Le ministre marocain de la Justice a proposé un mécanisme de dialogue bilatéral pour régler l’avenir de Ceuta et Melilla, invoquant des droits « historiques et géographiques ». L’Espagne a opposé un refus immédiat, réaffirmant sa pleine souveraineté sur ces deux villes autonomes.
Abdellatif Ouahbi, ministre marocain de la Justice, a accordé vendredi un entretien à la chaîne publique 2M dans lequel il a défendu les droits « historiques et géographiques » du Maroc sur Ceuta et Melilla.
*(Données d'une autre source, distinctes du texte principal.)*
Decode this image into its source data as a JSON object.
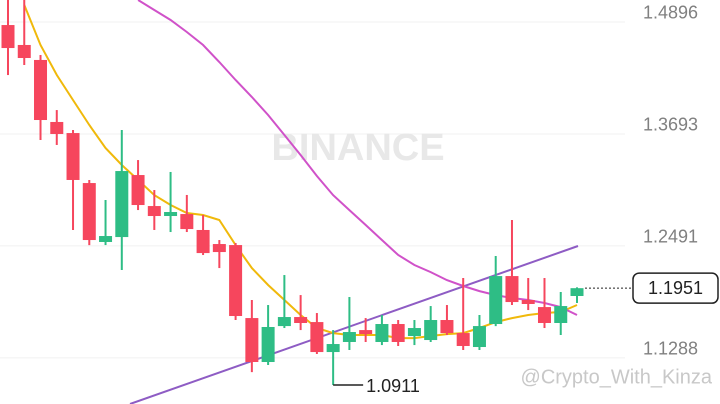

Il a proposé la création d’un mécanisme bilatéral destiné à trouver ce qu’il a qualifié de « solution définitive », laquelle conduirait, selon sa vision, à l’intégration des deux villes au territoire marocain.
La réponse de Madrid n’a pas tardé. Des sources au sein du ministère espagnol des Affaires étrangères ont fait état d’un « rejet catégorique » transmis à Rabat, rappelant que Ceuta et Melilla relèvent de la souveraineté et de l’intégrité territoriale de l’Espagne, et constituent à ce titre une partie du territoire de l’Union européenne.
Ce n’est pas la première sortie du ministre marocain sur ce sujet depuis le début de la crise migratoire qui secoue Ceuta. Le 12 août déjà, Ouahbi avait affirmé que la question restait « sur la table » dans les échanges entre les deux pays, et que Rabat n’entendait pas y renoncer.
Ces déclarations s’inscrivent dans un contexte de forte tension à Ceuta, après que des dizaines de milliers de personnes ont franchi la frontière depuis le Maroc fin juillet, saturant les structures d’accueil et causant la mort de dizaines d’individus.
Les revendications territoriales marocaines sur Ceuta et Melilla remontent à l’indépendance du royaume en 1956. Depuis lors, l’Espagne les a systématiquement rejetées, refusant toute remise en cause de sa souveraineté sur ces deux enclaves situées sur la côte nord-africaine.